En 2013, MM. Larose, Hattem et un autre jeune entrepreneur en devenaient propriétaires, et y apposaient immédiatement leur sceau.

« Après tant d’années dans l’industrie, la marque bugatti était devenue synonyme de qualité, de durabilité et de richesse des matériaux », souligne M. Larose, aujourd’hui premier vice-président de bugatti. « Du coup, lorsque la possibilité de l’acheter s’est présentée, nous avons sauté sur l’occasion pour profiter de la réputation de cette grande marque, mais aussi parce que nous avions l’énergie nécessaire pour la faire croître et l’amener à de nouveaux sommets. »

La chimie a vite opéré au sein de l’équipe de direction, dont les trois membres démontraient esprit de compétitivité et ambition, ce qui donnait une parfaite ligne d’attaquants. Ils voulaient faire progresser la compagnie, et pour ce faire, ils savaient qu’ils devaient se tourner vers les marchés étrangers.

« Le Canada est un pays formidable pour de nombreuses raisons : son immensité, ses paysages magnifiques et son incroyable population. Mais, lorsqu’on regarde le paysage commercial, l’horizon est limité. Pour croître comme entreprise, il fallait se tailler une plus grande part de marché et aller au-devant de plus de consommateurs. Nous devions donc dépasser nos frontières », explique M. Larose.

Des acquisitions pour servir de piliers sur les nouveaux marchés

Avec à l’esprit l’idée de faire des acquisitions, mais propriétaires d’une petite entreprise, ils avaient besoin de fonds de roulement additionnels pour que ce type d’expansion soit possible. L’institution financière de bugatti, Desjardins, était prête à leur fournir les capitaux mais ils devaient trouver un garant pour partager les risques d’un prêt à une petite entreprise.

C’est là où Exportation et développement Canada (EDC) est entrée en jeu et a pu les aider, en fournissant à Desjardins une garantie d’exportation, un produit de partage des risques qui donne aux banques la confiance nécessaire pour offrir aux exportateurs un meilleur accès au fonds de roulement.

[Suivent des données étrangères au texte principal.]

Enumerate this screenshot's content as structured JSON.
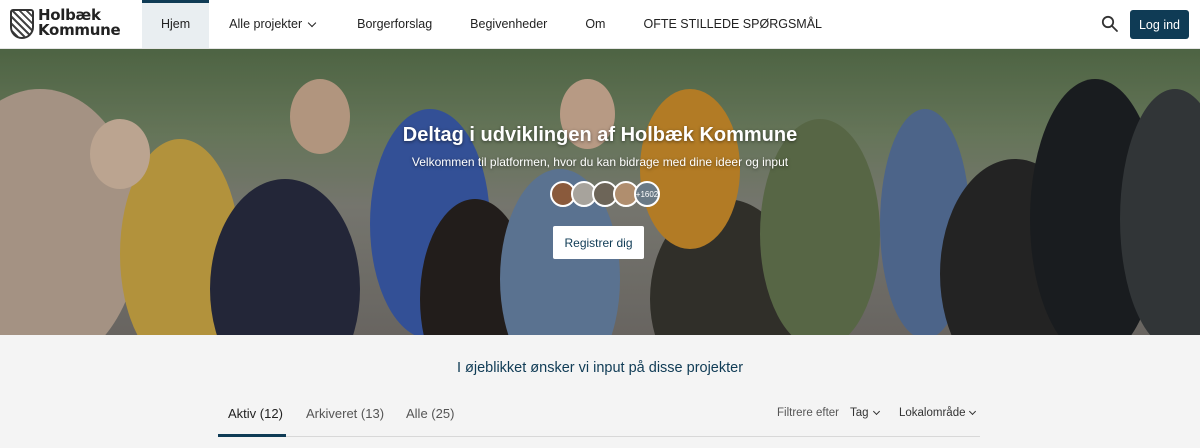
{
  "header": {
    "logo_line1": "Holbæk",
    "logo_line2": "Kommune",
    "nav": [
      {
        "label": "Hjem"
      },
      {
        "label": "Alle projekter"
      },
      {
        "label": "Borgerforslag"
      },
      {
        "label": "Begivenheder"
      },
      {
        "label": "Om"
      },
      {
        "label": "OFTE STILLEDE SPØRGSMÅL"
      }
    ],
    "login_label": "Log ind"
  },
  "hero": {
    "title": "Deltag i udviklingen af Holbæk Kommune",
    "subtitle": "Velkommen til platformen, hvor du kan bidrage med dine ideer og input",
    "participants_more": "+1602",
    "register_label": "Registrer dig"
  },
  "projects": {
    "title": "I øjeblikket ønsker vi input på disse projekter",
    "tabs": [
      {
        "label": "Aktiv (12)"
      },
      {
        "label": "Arkiveret (13)"
      },
      {
        "label": "Alle (25)"
      }
    ],
    "filter_label": "Filtrere efter",
    "filter_tag": "Tag",
    "filter_area": "Lokalområde"
  },
  "colors": {
    "primary": "#0f3b55",
    "active_nav_bg": "#e9eef1"
  }
}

En mai 2014, la première garantie étant en place, bugatti a acquis Stebco and Bond Street Ltd, bagagiste montréalais dont les ventes étaient principalement destinées aux États-Unis. Moins de trois mois plus tard, grâce à une deuxième garantie, l’entreprise se lançait sur le marché européen en acquérant le permis mondial pour bugatti The European brand, détenu par la compagnie allemande bugatti Holding Brinkmann GmbH & Co. KG.

« Voir bugatti passer de pratiquement zéro exportations à ce type d’expansion internationale en si peu de temps a été assez spécial », fait remarquer Pier-Luc Beauchamp, directeur de comptes pour bugatti à EDC. « Cela montre bien que devenir exportateur n’est pas aussi complexe et fastidieux que beaucoup de petites entreprises semblent le croire. C’est l’étape suivante à suivre, très tangible et dont les retombées peuvent être considérables. »

Grâce en grande partie à ces acquisitions, les membres de la nouvelle équipe de direction ont pu voir leur chiffre d’affaires croître de plus de 20 % en moins de deux ans, et ils n’ont pas l’intention de s’arrêter là. La reprise de l’économie aux États-Unis les encourage à stimuler les ventes sur ce marché et, ailleurs, ils cherchent à renforcer leur position sur le marché européen et à s’attaquer aux marchés du Moyen‑Orient et de l’Amérique du Sud.